What You Don’t Know about Sarbanes-Oxley

Snares, pitfalls, and trapdoors: Sarbanes-Oxley is full of surprises. These five top the list.

If all goes well, FirstEnergy Corporation just might dodge a major financial reporting bullet. All management needs to do is meet its planned June 1 deadline for overhauling the company’s computer system.

That’s because the Securities and Exchange Commission isn’t likely to have gotten around to defining “internal controls” under Section 404 of the Sarbanes-Oxley Act by then.

If the SEC comes out with a definition before FirstEnergy’s conversion, the electric utility holding company would find itself under a crushing reporting burden. To comply with the section, FirstEnergy — and every other public corporation — must include an annual assessment of its “internal control structure and procedures for financial reporting” in its annual report.

The issue is: How broadly do you define financial controls? For instance, when FirstEnergy switches its ERP software from Oracle to SAP in the next few months, the change will affect a bevy of functions, including supply-chain management, human resources, work-order management, and general ledger. David Richards, the company’s director of internal auditing, says some of those functions — like general ledger — are clearly within the financial purview. Others, like work-order management, might not be.

Right now, it’s up for grabs whether the SEC would require only information about FirstEnergy’s finance function in the company’s internal controls report. It’s possible government regulators might want the company to cast its net over operations as well in the report. Richards says some auditors are expecting the commission to lay out broad requirements for internal controls reports. “They’re talking about the whole enchilada,” he says.

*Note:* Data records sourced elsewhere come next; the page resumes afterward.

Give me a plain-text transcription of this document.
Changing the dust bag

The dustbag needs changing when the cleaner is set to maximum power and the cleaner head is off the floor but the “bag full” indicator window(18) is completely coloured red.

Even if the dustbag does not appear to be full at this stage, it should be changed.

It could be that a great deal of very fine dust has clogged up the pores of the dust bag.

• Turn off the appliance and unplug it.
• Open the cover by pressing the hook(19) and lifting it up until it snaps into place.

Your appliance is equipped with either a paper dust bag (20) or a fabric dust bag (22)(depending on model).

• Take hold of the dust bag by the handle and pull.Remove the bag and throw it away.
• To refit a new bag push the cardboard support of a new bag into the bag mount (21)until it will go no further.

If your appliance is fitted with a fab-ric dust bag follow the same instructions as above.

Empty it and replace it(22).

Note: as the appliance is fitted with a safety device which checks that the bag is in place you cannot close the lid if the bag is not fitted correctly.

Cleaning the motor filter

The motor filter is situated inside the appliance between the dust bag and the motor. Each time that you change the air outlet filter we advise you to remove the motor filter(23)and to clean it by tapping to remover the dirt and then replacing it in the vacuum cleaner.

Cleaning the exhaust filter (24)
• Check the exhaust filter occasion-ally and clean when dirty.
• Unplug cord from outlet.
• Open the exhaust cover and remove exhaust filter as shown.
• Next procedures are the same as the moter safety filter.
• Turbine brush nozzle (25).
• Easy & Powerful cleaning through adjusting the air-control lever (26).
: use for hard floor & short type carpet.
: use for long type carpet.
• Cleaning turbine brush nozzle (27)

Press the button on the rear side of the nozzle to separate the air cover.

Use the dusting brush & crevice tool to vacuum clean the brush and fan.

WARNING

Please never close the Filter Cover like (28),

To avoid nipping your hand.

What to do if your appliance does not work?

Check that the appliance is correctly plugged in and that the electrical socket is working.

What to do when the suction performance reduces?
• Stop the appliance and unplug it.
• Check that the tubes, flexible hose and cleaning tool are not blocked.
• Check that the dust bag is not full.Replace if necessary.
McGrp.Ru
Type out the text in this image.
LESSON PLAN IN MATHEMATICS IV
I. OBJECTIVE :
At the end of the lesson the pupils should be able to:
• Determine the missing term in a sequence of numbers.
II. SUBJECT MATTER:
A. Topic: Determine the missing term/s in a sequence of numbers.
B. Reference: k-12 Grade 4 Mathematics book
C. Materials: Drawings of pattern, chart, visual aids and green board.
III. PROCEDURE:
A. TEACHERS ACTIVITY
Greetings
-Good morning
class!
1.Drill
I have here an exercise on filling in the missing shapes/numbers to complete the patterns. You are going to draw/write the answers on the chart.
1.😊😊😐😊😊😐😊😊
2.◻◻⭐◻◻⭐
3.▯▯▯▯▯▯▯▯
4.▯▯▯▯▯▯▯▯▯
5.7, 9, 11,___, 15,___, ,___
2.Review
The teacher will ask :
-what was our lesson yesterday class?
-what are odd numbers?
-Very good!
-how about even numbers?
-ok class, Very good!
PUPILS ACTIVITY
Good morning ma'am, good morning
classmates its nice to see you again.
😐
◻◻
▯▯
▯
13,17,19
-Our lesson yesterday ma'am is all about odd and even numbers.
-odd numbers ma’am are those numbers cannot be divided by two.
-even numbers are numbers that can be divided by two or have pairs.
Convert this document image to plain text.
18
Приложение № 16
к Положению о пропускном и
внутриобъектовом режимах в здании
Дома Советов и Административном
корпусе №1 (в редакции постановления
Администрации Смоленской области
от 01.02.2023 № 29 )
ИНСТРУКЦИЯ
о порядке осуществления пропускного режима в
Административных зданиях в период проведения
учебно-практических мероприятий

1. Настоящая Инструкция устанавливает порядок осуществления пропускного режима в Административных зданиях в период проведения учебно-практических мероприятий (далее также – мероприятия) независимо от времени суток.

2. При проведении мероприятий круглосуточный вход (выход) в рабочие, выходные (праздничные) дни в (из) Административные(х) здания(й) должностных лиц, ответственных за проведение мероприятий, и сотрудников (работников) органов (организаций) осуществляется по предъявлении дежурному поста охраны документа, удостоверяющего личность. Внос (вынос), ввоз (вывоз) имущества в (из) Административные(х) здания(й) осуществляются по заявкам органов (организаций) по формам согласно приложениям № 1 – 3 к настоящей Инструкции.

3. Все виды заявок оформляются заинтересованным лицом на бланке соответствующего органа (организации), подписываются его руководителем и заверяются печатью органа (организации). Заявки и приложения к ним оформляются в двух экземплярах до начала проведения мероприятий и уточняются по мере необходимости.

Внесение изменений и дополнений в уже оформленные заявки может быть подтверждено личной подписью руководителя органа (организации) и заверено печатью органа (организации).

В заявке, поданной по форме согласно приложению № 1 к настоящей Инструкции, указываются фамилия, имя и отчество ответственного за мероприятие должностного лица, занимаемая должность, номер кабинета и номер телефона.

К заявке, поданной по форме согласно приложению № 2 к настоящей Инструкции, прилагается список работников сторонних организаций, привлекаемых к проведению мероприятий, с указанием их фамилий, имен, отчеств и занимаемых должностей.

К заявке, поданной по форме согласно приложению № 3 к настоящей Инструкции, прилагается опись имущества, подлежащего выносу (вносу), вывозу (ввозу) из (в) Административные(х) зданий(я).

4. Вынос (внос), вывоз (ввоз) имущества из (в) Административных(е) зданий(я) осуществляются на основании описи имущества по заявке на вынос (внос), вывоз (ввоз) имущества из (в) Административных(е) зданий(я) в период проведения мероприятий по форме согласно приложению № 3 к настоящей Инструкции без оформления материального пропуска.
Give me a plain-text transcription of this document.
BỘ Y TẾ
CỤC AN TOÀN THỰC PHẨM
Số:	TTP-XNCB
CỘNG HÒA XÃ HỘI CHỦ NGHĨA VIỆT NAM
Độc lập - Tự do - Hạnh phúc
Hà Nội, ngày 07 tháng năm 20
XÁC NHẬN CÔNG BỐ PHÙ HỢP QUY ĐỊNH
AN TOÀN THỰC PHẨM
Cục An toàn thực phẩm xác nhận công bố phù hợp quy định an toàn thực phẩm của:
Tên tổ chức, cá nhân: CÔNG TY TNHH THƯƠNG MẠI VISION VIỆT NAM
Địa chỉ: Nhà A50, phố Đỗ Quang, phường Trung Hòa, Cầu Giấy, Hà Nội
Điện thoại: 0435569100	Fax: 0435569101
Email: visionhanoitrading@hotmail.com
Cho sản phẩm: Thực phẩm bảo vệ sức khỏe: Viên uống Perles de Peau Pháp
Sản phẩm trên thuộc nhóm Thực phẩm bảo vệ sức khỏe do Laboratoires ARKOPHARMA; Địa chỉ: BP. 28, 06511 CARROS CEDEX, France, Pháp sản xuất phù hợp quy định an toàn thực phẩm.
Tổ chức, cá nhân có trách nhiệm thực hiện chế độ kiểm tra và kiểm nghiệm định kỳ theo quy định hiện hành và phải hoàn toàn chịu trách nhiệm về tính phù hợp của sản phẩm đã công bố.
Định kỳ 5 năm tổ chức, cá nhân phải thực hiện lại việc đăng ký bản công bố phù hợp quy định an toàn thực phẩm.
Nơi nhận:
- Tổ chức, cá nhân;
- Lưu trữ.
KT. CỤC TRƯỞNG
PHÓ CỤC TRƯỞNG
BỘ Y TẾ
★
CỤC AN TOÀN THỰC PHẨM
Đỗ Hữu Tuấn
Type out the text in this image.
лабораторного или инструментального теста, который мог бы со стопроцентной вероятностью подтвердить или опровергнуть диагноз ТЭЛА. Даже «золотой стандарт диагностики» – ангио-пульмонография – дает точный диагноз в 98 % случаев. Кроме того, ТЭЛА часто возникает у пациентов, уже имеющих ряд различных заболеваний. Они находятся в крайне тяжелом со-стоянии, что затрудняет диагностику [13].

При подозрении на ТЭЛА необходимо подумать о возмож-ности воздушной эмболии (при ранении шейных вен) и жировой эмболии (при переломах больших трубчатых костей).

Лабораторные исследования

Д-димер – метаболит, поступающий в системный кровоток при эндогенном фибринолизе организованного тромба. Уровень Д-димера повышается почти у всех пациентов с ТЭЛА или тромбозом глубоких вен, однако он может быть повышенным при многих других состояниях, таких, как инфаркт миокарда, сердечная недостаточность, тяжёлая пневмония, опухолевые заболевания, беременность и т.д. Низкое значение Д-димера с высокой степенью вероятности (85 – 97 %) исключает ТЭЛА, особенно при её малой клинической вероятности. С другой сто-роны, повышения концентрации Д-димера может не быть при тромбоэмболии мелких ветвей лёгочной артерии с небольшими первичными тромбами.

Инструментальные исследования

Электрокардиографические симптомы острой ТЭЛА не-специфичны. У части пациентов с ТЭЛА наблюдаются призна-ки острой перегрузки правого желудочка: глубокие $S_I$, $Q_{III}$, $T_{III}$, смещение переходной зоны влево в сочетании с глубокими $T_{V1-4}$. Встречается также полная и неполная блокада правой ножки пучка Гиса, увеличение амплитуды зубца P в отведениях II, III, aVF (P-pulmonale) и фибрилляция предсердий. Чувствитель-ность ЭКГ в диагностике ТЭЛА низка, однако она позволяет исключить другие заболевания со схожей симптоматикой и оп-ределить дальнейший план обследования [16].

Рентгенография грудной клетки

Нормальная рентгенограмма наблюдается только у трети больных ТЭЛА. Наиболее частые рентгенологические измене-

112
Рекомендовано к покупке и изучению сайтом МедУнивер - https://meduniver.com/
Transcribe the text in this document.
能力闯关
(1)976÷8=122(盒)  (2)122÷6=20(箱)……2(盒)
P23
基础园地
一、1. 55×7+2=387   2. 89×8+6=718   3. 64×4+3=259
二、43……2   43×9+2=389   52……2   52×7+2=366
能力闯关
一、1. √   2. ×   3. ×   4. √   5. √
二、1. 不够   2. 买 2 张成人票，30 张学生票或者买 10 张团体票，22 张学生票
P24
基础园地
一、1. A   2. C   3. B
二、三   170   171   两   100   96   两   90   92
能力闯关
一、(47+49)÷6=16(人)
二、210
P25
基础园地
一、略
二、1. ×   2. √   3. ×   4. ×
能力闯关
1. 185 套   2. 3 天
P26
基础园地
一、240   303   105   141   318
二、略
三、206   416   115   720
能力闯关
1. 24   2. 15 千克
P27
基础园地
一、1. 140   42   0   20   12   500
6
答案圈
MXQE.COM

Lucky for First Energy that it’s likely to avoid the possibility of such a definitional nightmare. Even luckier for the company: By coming in on deadline, the company can sidestep documentation of its internal controls under both Oracle and SAP. Such documenting would involve a massive boost in record-keeping, the internal auditor thinks.

Many companies won’t be so fortunate, however. Now that the dust has settled on some of the more obvious tidbits of Sarbanes-Oxley (the requirement that CFOs and chief executive officers certify company financials, for example), a slew of disclosure concerns is emerging to trouble the sleep of finance chiefs.

Like the internal-controls provision, parts of Sarbanes-Oxley — and the SEC’s implementation of rules related to the act — threaten to spread far beyond finance and accounting, spilling over into operations reporting as well. For instance, a pending commission requirement would force companies to disclose a burgeoning menu of material events in just two days.

The real-time rule would put “pressure on the operational side of the business,” says Rick Fumo, a senior vice president with Parson Consulting, a financial management advisory firm.

One for-instance: If a company truck delivering toxic chemicals springs a leak, operations employees might have to speed that news up the chain of command to the comptroller so that an 8-K form could be filed. To grease the wheels, companies will need to tool up their reporting software and train line managers to communicate faster, Fumo says.